There are very few examples of existing capital requirement adjustments to learn from in order to inform the debate. The most relevant one is the Small and Medium Enterprise (SME) supporting factor put in place in 2014 by the EU to support credit to SMEs; however, the outcomes of this measure are still unclear, inconclusive and debated. In order to integrate climate-risks into capital requirements, several mechanisms have been so far put forward: a Green Supporting Factor (GSF), a Brown Penalizing Factor (BPF), the combination of a GSF and a BPF, an Environment-Risk Weighted Asset (ERWA) and a Green Weighting Factor which is the only one already implemented on a voluntary basis by Natixis, a French commercial bank. All of them have their advantages and disadvantages which differ according to the approach chosen.

All the reviewed instruments are not equally fit to meet each possible approach:
• Under the risk approach, using a Green Supporting Factor or a Brown Penalizing Factor alone would face a major weakness: the risk approach would require recalibrating the risk weight factors of all assets to fully integrate climate-risks in banks’ balance sheet and not only part of them. In this respect, the combination of a GSF and a BPF – or any similar mechanism – would make a step in the right direction by covering all assets. However, it would still assume that the climate adjusted risk weight of green assets should be lower than their current risk weight whereas it is likely that they would remain constant at best.
• On the contrary, under the economic policy perspective, none of the reviewed instruments can be disregarded ex ante.

Different challenges for implementation

Moreover, specific challenges would need to be addressed before implementing any of these measures at a national level:
• Under the risk approach, the objective is to integrate climate-related risks to maintain financial stability.
Therefore, it is key to accurately measure the level of climate-risks associated to each asset. This is still a major challenge because of the deep uncertainty nature of climate change and socio-economic measures associated – and as a result the lacking usefulness of historical data – and the short-term horizon of standard credit risk models compared to the medium-long term horizon of climaterelated risks. In the absence of a sufficiently robust risk measure, there is no point in taking the risk approach.
• Under the economic policy approach, the objective is to channel more flows toward the low-carbon economy. The issue of accurately measuring climate-risks is no longer essential. The question is rather to find a metric which allows to differentiate among activities based on their contribution to developing a low-carbon economy. In this situation, however, other challenges would still exist. The first one relates to the effectiveness of adjusting banks’ capital requirements to increase or reduce specific categories of credits. Indeed, there is no clear empirical evidence supporting such effectiveness.
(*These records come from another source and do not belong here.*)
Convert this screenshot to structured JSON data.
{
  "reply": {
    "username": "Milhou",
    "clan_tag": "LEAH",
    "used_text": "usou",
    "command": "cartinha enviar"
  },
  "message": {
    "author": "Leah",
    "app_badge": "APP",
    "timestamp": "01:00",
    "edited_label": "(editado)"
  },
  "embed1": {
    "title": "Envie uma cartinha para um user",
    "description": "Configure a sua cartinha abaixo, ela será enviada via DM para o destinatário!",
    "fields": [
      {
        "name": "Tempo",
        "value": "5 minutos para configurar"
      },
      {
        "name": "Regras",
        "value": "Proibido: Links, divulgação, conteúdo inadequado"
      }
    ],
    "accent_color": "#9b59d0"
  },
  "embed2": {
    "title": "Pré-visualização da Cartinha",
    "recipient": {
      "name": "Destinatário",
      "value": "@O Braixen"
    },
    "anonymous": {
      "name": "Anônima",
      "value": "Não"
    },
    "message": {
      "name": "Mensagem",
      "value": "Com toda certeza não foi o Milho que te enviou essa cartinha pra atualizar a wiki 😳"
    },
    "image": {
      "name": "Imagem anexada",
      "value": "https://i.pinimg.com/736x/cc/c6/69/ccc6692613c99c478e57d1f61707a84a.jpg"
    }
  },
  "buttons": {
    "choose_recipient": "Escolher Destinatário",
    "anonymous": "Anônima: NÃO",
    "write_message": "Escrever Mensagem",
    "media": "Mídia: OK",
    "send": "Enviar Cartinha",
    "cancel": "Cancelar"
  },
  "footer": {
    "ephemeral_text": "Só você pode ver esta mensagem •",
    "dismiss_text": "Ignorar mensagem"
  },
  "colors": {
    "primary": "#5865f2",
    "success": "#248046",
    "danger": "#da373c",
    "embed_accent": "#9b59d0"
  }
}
The second challenge is to ensure this policy instrument would not endanger financial stability. To do so, it would be key to maintain banks’ capital base in line with prudential requirements as measured today based on the lessons drawn from the recent global financial crisis. This raises the question of how capital neutrality should be ensured at the starting point, possibly through a micro adaptation of the mechanism, and whether it should be maintained over time which would entail rather complex mechanisms.
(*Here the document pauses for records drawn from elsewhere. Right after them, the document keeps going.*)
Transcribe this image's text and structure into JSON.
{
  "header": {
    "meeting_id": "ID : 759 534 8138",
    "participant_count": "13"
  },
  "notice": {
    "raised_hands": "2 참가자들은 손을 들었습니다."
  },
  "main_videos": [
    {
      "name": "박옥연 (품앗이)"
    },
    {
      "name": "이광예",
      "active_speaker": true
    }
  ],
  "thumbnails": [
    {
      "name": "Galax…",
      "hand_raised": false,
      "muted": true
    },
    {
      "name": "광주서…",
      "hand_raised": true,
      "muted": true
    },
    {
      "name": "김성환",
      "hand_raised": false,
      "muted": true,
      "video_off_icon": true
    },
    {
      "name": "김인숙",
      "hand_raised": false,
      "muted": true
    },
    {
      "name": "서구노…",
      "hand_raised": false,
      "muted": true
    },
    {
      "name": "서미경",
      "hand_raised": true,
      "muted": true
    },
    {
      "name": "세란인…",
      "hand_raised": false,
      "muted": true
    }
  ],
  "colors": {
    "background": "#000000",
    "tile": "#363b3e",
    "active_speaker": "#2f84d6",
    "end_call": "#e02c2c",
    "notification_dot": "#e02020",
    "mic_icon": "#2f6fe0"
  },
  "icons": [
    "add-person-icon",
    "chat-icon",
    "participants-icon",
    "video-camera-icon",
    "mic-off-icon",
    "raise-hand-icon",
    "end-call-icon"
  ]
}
The paper stresses that pursuing the risk and the economic policy objectives together can create tensions in the design of the capital requirement adjustment for certain types of financings. It may be necessary to give preference to one objective, probably to the detriment of the other. In addition, a common taxonomy would be helpful for the risk approach to screen the assets vis-à-vis their transition impact and would be a pre-condition to follow the policy tool approach. Depending on the instrument chosen, this taxonomy could be ‘green’ – as the European Union’s (EU) taxonomy – or ‘green and brown’ as requested by regulators of the NGFS. Finally, there are issues which will require further discussions. It would be important to clarify points such as the bias of methodologies, the capital neutrality in the long run and the lack of empirical evidence.